On Aug. 5, as worshippers at the Sikh Temple of Wisconsin in Oak Creek, a Milwaukee suburb, gathered for Sunday morning services, Wade Michael Page walked into the complex and opened fire, killing six people and wounding four others. He might have killed more had not the temple president Santwat Singh Kaleka, 65, tried to disarm the gunman by slashing him with a knife, possibly giving others time to get to safety. But it also meant that he was an easy target for the attacker, who killed Kaleka without hesitation.
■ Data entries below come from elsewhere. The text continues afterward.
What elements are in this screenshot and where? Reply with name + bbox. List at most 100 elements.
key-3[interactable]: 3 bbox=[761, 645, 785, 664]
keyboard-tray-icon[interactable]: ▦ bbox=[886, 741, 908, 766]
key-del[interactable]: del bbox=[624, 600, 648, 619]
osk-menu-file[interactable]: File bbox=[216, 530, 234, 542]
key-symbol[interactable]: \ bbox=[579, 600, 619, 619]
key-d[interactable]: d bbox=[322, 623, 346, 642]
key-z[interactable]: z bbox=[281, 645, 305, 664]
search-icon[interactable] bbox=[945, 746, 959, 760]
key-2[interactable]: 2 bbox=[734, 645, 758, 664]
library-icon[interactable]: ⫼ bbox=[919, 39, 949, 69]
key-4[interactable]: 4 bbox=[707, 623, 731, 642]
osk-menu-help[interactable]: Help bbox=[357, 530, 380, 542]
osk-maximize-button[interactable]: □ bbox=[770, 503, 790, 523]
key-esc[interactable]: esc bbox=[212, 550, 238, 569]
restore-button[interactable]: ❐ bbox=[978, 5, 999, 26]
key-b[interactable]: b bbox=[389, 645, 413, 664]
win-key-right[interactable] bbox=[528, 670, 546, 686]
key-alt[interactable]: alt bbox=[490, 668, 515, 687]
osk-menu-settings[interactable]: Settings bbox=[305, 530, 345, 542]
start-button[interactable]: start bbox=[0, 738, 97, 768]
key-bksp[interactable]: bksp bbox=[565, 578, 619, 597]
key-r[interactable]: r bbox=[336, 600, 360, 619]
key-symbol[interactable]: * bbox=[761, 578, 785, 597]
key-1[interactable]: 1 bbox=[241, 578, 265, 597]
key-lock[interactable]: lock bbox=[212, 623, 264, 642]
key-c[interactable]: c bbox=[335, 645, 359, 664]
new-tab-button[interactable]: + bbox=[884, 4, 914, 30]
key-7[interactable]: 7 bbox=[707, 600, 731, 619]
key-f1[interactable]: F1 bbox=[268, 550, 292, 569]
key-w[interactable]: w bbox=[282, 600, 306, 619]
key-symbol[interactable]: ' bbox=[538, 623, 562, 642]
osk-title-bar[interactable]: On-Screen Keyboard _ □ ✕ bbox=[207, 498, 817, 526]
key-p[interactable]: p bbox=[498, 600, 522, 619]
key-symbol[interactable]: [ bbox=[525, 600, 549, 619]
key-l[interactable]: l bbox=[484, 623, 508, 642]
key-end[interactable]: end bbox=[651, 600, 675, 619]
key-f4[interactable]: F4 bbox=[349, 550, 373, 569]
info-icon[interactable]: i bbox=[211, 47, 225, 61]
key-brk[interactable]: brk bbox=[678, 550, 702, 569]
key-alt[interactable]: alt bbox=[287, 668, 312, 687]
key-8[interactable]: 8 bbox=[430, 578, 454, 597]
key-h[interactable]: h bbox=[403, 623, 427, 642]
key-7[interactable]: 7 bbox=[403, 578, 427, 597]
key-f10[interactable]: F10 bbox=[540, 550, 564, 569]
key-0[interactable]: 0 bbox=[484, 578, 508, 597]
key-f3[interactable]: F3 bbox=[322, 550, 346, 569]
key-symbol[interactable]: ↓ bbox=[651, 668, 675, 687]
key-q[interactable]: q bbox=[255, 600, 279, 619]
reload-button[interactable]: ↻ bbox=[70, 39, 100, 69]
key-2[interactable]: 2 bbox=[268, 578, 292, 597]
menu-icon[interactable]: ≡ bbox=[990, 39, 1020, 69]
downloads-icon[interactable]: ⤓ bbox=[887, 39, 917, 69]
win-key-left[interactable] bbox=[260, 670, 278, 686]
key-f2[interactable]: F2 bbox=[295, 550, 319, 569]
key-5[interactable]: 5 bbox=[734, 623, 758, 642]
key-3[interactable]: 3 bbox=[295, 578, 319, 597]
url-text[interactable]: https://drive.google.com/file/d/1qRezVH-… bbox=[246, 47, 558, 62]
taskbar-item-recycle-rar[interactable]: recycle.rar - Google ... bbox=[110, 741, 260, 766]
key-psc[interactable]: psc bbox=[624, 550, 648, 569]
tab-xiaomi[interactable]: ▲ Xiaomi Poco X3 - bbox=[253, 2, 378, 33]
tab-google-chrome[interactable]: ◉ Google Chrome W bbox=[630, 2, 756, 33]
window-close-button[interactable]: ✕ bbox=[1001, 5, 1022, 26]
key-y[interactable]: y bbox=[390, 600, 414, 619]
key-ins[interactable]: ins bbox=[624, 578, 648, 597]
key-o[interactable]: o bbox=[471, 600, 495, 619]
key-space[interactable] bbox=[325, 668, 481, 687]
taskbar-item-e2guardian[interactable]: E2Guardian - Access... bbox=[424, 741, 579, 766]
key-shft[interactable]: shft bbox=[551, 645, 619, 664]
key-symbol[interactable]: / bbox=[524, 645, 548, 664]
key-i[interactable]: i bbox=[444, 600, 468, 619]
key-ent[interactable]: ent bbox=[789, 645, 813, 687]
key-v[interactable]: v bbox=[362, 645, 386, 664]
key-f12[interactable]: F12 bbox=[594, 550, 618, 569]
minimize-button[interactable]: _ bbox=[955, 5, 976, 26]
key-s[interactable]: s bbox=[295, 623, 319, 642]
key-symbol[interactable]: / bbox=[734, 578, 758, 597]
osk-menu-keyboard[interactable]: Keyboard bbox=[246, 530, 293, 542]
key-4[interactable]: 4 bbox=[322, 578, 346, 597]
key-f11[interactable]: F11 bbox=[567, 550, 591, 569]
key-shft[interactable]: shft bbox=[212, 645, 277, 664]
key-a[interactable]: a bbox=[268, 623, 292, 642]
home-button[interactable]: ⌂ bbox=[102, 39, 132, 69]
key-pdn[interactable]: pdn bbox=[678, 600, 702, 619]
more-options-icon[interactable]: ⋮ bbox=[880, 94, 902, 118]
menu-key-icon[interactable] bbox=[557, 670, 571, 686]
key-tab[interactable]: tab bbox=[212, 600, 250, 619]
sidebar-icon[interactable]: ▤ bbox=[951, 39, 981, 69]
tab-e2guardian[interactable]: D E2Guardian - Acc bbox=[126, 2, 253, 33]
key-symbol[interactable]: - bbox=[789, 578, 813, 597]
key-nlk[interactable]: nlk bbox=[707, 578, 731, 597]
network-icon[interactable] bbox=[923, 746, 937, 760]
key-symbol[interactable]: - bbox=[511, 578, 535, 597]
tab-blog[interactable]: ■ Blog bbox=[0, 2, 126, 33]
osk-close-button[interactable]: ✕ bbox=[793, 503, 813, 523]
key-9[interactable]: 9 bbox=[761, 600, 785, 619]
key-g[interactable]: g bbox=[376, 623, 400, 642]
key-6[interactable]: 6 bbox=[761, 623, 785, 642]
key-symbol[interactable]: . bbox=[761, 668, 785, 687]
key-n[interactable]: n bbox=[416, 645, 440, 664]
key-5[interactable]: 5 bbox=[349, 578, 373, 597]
Police rushed in and engaged him in a firefight. During the melee, Lt. Brian Murphy, 51, a Brooklyn-born 21-year veteran of the Oak Creek police took nine bullets including one to the neck. Page had ambushed him as the policeman was to trying to help a victim. Heroically, Murphy still waved his fellow officers on to tend others Page had already hurt in the temple. Officer Sam Lenda fired at Page, hitting him in the stomach. Page’s wound left him unable to escape, so he turned his 9 millimeter semiautomatic, a weapon he legally purchased, on his own head and squeezed the trigger.
Authorities later linked Page to several radical far right groups, saying he was an active neo-Nazi who had played in a white supremacist punk band. No motive for the shooting was discovered. Little else is known about him other than his U.S. Army service from 1992 to 1998. It is not known why he chose to target this particular temple, or Sikhs in general.
The Sikh community, rather than shutting their temple down decided to clean and repair the building and continue worshipping there. Wade Michael Page may have staged his attack to shine a spotlight on himself and his racist ideology but, in spite of the carnage, the incident became an example of how ordinary heroism could shine in the face of a sudden onslaught of evil.